Les «losers» les plus magnifiques peuvent même devenir des nouvelles stars, telle la réalisatrice-comédienne Lena Dunham, toute en capiton sur la dernière couverture du Glamour américain, ou encore Claudia Oshry, alias «Girl with no job» (fille sans emploi), 2,5 millions d’abonnés Instagram. Après avoir été renvoyée de son premier stage au sortir de l’université, cette vingtenaire a décroché de lucratifs sponsors en se contentant de documenter ses journées, avachie sur un canapé défraîchi.

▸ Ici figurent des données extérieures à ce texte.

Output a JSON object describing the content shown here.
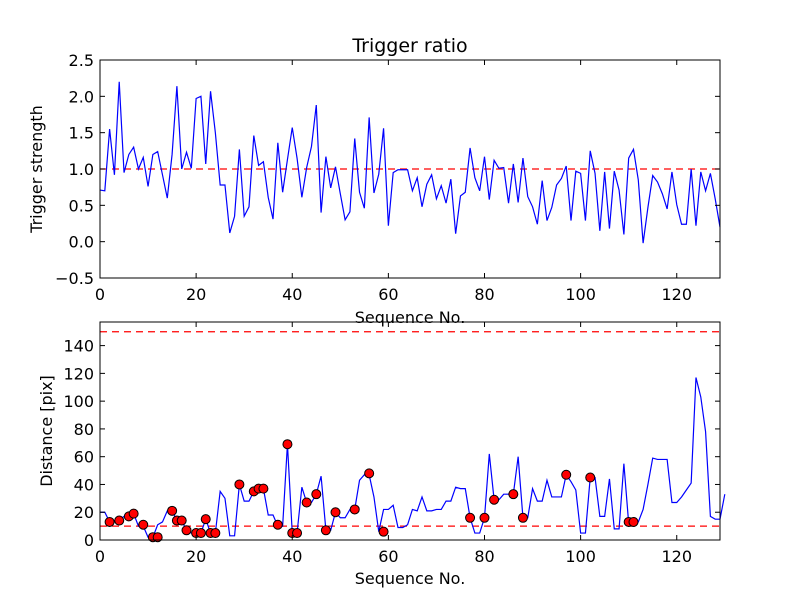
{
  "chart_data": [
    {
      "type": "line",
      "title": "Trigger ratio",
      "xlabel": "Sequence No.",
      "ylabel": "Trigger strength",
      "xlim": [
        0,
        129
      ],
      "ylim": [
        -0.5,
        2.5
      ],
      "xticks": [
        0,
        20,
        40,
        60,
        80,
        100,
        120
      ],
      "xtick_labels": [
        "0",
        "20",
        "40",
        "60",
        "80",
        "100",
        "120"
      ],
      "yticks": [
        -0.5,
        0.0,
        0.5,
        1.0,
        1.5,
        2.0,
        2.5
      ],
      "ytick_labels": [
        "−0.5",
        "0.0",
        "0.5",
        "1.0",
        "1.5",
        "2.0",
        "2.5"
      ],
      "series": [
        {
          "name": "trigger strength",
          "color": "#0000ff",
          "x_start": 0,
          "values": [
            0.71,
            0.7,
            1.55,
            0.92,
            2.2,
            0.95,
            1.2,
            1.3,
            1.0,
            1.16,
            0.76,
            1.2,
            1.24,
            0.92,
            0.6,
            1.2,
            2.14,
            1.0,
            1.23,
            1.01,
            1.97,
            2.0,
            1.07,
            2.07,
            1.5,
            0.78,
            0.78,
            0.12,
            0.35,
            1.27,
            0.35,
            0.48,
            1.46,
            1.05,
            1.1,
            0.61,
            0.31,
            1.36,
            0.68,
            1.13,
            1.57,
            1.15,
            0.61,
            1.02,
            1.31,
            1.88,
            0.4,
            1.17,
            0.74,
            1.03,
            0.66,
            0.3,
            0.41,
            1.42,
            0.68,
            0.46,
            1.71,
            0.67,
            0.93,
            1.56,
            0.22,
            0.95,
            0.99,
            0.99,
            0.99,
            0.7,
            0.88,
            0.48,
            0.79,
            0.92,
            0.59,
            0.77,
            0.53,
            0.86,
            0.11,
            0.63,
            0.68,
            1.29,
            0.88,
            0.7,
            1.17,
            0.58,
            1.12,
            1.01,
            1.02,
            0.53,
            1.07,
            0.54,
            1.15,
            0.62,
            0.48,
            0.24,
            0.84,
            0.29,
            0.47,
            0.78,
            0.87,
            1.04,
            0.29,
            0.97,
            0.94,
            0.29,
            1.25,
            0.94,
            0.15,
            0.96,
            0.18,
            0.97,
            0.71,
            0.1,
            1.15,
            1.27,
            0.85,
            -0.02,
            0.47,
            0.91,
            0.82,
            0.66,
            0.45,
            0.96,
            0.51,
            0.24,
            0.24,
            1.0,
            0.22,
            0.96,
            0.7,
            0.94,
            0.59,
            0.2
          ]
        }
      ],
      "reference_lines": [
        {
          "y": 1.0,
          "color": "#ff0000",
          "style": "dashed"
        }
      ]
    },
    {
      "type": "line",
      "title": "",
      "xlabel": "Sequence No.",
      "ylabel": "Distance [pix]",
      "xlim": [
        0,
        129
      ],
      "ylim": [
        0,
        157
      ],
      "xticks": [
        0,
        20,
        40,
        60,
        80,
        100,
        120
      ],
      "xtick_labels": [
        "0",
        "20",
        "40",
        "60",
        "80",
        "100",
        "120"
      ],
      "yticks": [
        0,
        20,
        40,
        60,
        80,
        100,
        120,
        140
      ],
      "ytick_labels": [
        "0",
        "20",
        "40",
        "60",
        "80",
        "100",
        "120",
        "140"
      ],
      "series": [
        {
          "name": "distance",
          "color": "#0000ff",
          "x_start": 0,
          "values": [
            20,
            20,
            13,
            14,
            14,
            17,
            17,
            19,
            10,
            10,
            2,
            2,
            11,
            13,
            21,
            21,
            14,
            14,
            7,
            5,
            5,
            5,
            15,
            5,
            5,
            35,
            30,
            3,
            3,
            40,
            28,
            28,
            35,
            37,
            37,
            18,
            18,
            10,
            10,
            69,
            5,
            5,
            38,
            27,
            27,
            33,
            46,
            7,
            7,
            20,
            16,
            16,
            22,
            22,
            43,
            47,
            47,
            31,
            6,
            22,
            22,
            25,
            9,
            9,
            11,
            22,
            21,
            31,
            21,
            21,
            22,
            22,
            28,
            28,
            38,
            37,
            37,
            16,
            5,
            5,
            16,
            62,
            29,
            29,
            33,
            33,
            33,
            60,
            16,
            16,
            37,
            28,
            28,
            43,
            31,
            31,
            31,
            47,
            42,
            36,
            5,
            5,
            45,
            45,
            17,
            17,
            44,
            8,
            8,
            55,
            12,
            12,
            13,
            22,
            40,
            59,
            58,
            58,
            58,
            27,
            27,
            31,
            36,
            41,
            117,
            103,
            78,
            17,
            15,
            15,
            33
          ]
        }
      ],
      "markers": {
        "color": "#ff0000",
        "points": [
          [
            2,
            13
          ],
          [
            4,
            14
          ],
          [
            6,
            17
          ],
          [
            7,
            19
          ],
          [
            9,
            11
          ],
          [
            11,
            2
          ],
          [
            12,
            2
          ],
          [
            15,
            21
          ],
          [
            16,
            14
          ],
          [
            17,
            14
          ],
          [
            18,
            7
          ],
          [
            20,
            5
          ],
          [
            21,
            5
          ],
          [
            22,
            15
          ],
          [
            23,
            5
          ],
          [
            24,
            5
          ],
          [
            29,
            40
          ],
          [
            32,
            35
          ],
          [
            33,
            37
          ],
          [
            34,
            37
          ],
          [
            37,
            11
          ],
          [
            39,
            69
          ],
          [
            40,
            5
          ],
          [
            41,
            5
          ],
          [
            43,
            27
          ],
          [
            45,
            33
          ],
          [
            47,
            7
          ],
          [
            49,
            20
          ],
          [
            53,
            22
          ],
          [
            56,
            48
          ],
          [
            59,
            6
          ],
          [
            77,
            16
          ],
          [
            80,
            16
          ],
          [
            82,
            29
          ],
          [
            86,
            33
          ],
          [
            88,
            16
          ],
          [
            97,
            47
          ],
          [
            102,
            45
          ],
          [
            110,
            13
          ],
          [
            111,
            13
          ]
        ]
      },
      "reference_lines": [
        {
          "y": 10,
          "color": "#ff0000",
          "style": "dashed"
        },
        {
          "y": 150,
          "color": "#ff0000",
          "style": "dashed"
        }
      ]
    }
  ]
}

D’autres, comme l’artiste américaine Audrey Wollen, font du droit à la dépression un combat politique, en exhibant toute la palette de ses mines chafouines. L’envie de rendre visible l’invisible pousse aussi certaines à afficher les stigmates de leurs maux. «J’ai la maladie de Crohn», proclame Aimee Rouski, 19 ans, sur sa page Facebook. Une affection du tube digestif qui la contraint à porter une poche de colostomie qu’elle médiatise – tout comme la mannequin Bethany Townsend, – et dont l’un des selfies en bikini a été vu 9 millions de fois…

Oubliés de la normalité

«Instagram, plateforme de prestige par excellence, devient une nouvelle communauté de soutien. C’est l’effet Snapchat, cette appli qui permet de se montrer dans toute sa laideur. Deux mouvements s’affrontent actuellement sur les réseaux sociaux: dissimulation de soi et volonté de se montrer sous son vrai jour, constate Patrick Amey. Mais ne rêvons pas. Si l’antihéros a toujours séduit, je doute que la normalité triomphe vraiment du culte du moi qui nous gouverne…»

 D’ailleurs une grande partie de l’humanité reste encore oubliée du mouvement de positivité corporelle: les hommes, qui subissent toujours un raz de marée de selfies de corps musclés. Pour les libérer enfin, les studios Sony Pictures vont-ils recruter un humoriste petit, chauve et ventru dans le rôle de Ken?